ANALYSES

Affaire Benzema : une affaire identitaire ?

Presse
2 juin 2016
Le sport en général et le football en particulier ne constituent pas des mondes coupés du monde. Non seulement ils s’inscrivent pleinement dans le cadre imposé par la société du spectacle et les lois du marché, mais ils n’échappent pas aux batailles idéologiques qui traversent l’ordre politique. Ainsi, il y a à travers l’affaire «Benzema», une remarquable illustration du piège ou de l’impasse identitaire. D’un côté, il y a une part de cynisme et d’irresponsabilité dans l’attitude d’un sportif qui n’hésite pas à mobiliser le seul argument du racisme pour expliquer sa non-sélection. De l’autre, il y a un déni de réalité de la part des élites médiatico-politiques à (vouloir) ne pas voir le poids du discours raciste qui a pesé dans la décision (non raciste) de ne pas le sélectionner.

Plus largement, la pure logique sportive a été rattrapée et absorbée par le prisme identitaire, qui s’impose comme grille d’analyse générale et exclusive. L’identité expliquerait tout, ou presque, y compris le fait d’être sélectionné ou non, de chanter ou pas La Marseillaise, etc. La catégorisation communautaire de l’équipe de France fait écho à la représentation fragmentée de la société française. La communautarisation ethno-raciale et/ou ethno-culturelle de la représentation de l’équipe de France conforte le doute sur ce qui unit la société elle-même. Le prisme purement identitaire sape la cohésion nationale. Ce système communautaire constitutif de l’ordre identitaire entretient un climat de méfiance et de suspicion généralisé.

Comment en est-on arrivé là ? Dès lors que les traditionnelles identités et solidarités de classe – encore partiellement pertinentes – ont été érodées, on a assisté à un glissement de la lecture sociale (par classe) à une représentation identitaire (par groupe) d’une société perçue comme «black-blanc-beur» pour mieux neutraliser la question des classes/inégalités sociales. Cette tendance aboutit à un mode de pensée qui culturalise la société comme le sport/football, sans pour autant neutraliser tout risque de réactiver la «guerre des races». Non seulement les citoyens/sportifs sont renvoyés à une identité présumée par un regard culturaliste et/ou essentialiste, mais ils se trouvent réduits à une appartenance particulière, constitutive à elle seule de leur propre identité.

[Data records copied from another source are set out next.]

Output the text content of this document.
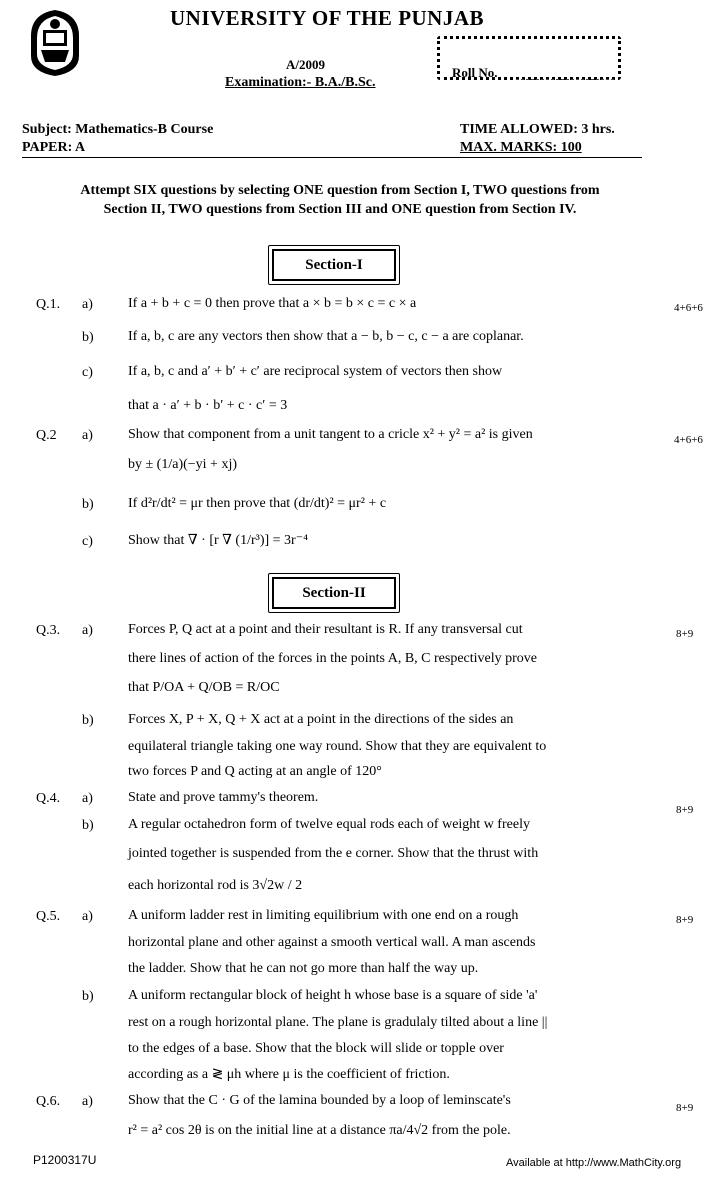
UNIVERSITY OF THE PUNJAB
A/2009
Examination:- B.A./B.Sc.
Roll No.
Subject: Mathematics-B Course
PAPER: A
TIME ALLOWED: 3 hrs.
MAX. MARKS: 100
Attempt SIX questions by selecting ONE question from Section I, TWO questions from Section II, TWO questions from Section III and ONE question from Section IV.
Section-I
Q.1.	4+6+6
a)	If a + b + c = 0 then prove that a × b = b × c = c × a
b) If a, b, c are any vectors then show that a − b, b − c, c − a are coplanar.
c)	If a, b, c and a′ + b′ + c′ are reciprocal system of vectors then show
that a · a′ + b · b′ + c · c′ = 3
Q.2	4+6+6
a)	Show that component from a unit tangent to a cricle x² + y² = a² is given
by ± (1/a)(−yi + xj)
b) If d²r/dt² = μr then prove that (dr/dt)² = μr² + c
c)	Show that ∇ · [r ∇ (1/r³)] = 3r⁻⁴
Section-II
Q.3.	8+9
a)	Forces P, Q act at a point and their resultant is R. If any transversal cut
there lines of action of the forces in the points A, B, C respectively prove
that P/OA + Q/OB = R/OC
b) Forces X, P + X, Q + X act at a point in the directions of the sides an
equilateral triangle taking one way round. Show that they are equivalent to
two forces P and Q acting at an angle of 120°
Q.4.
8+9
a)	State and prove tammy's theorem.
b) A regular octahedron form of twelve equal rods each of weight w freely
jointed together is suspended from the e corner. Show that the thrust with
each horizontal rod is 3√2w / 2
Q.5.	8+9
a)	A uniform ladder rest in limiting equilibrium with one end on a rough
horizontal plane and other against a smooth vertical wall. A man ascends
the ladder. Show that he can not go more than half the way up.
b) A uniform rectangular block of height h whose base is a square of side 'a'
rest on a rough horizontal plane. The plane is gradulaly tilted about a line ||
to the edges of a base. Show that the block will slide or topple over
according as a ≷ μh where μ is the coefficient of friction.
Q.6.	8+9
a)	Show that the C · G of the lamina bounded by a loop of leminscate's
r² = a² cos 2θ is on the initial line at a distance πa/4√2 from the pole.
P1200317U	Available at http://www.MathCity.org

La bataille culturelle et idéologique lancée par les identitaristes a envahi le champ du politique, bien au-delà des frontières de l’extrême droite. Cette dynamique est source de reconfiguration du système des partis et affecte les traditionnels clivages extrême droite/droite/gauche. Des digues cèdent, des frontières s’effacent, des jonctions s’établissent. L’entreprise a ceci de pervers que le tenants de l’«identité nationale française» n’hésitent pas à se parer des valeurs de la République pour se prémunir contre toute critique. Ainsi à droite comme à gauche, il y a encore des responsables politiques pour considérer qu’il n’y a pas de problème de racisme et de discriminations en France. Quelle France?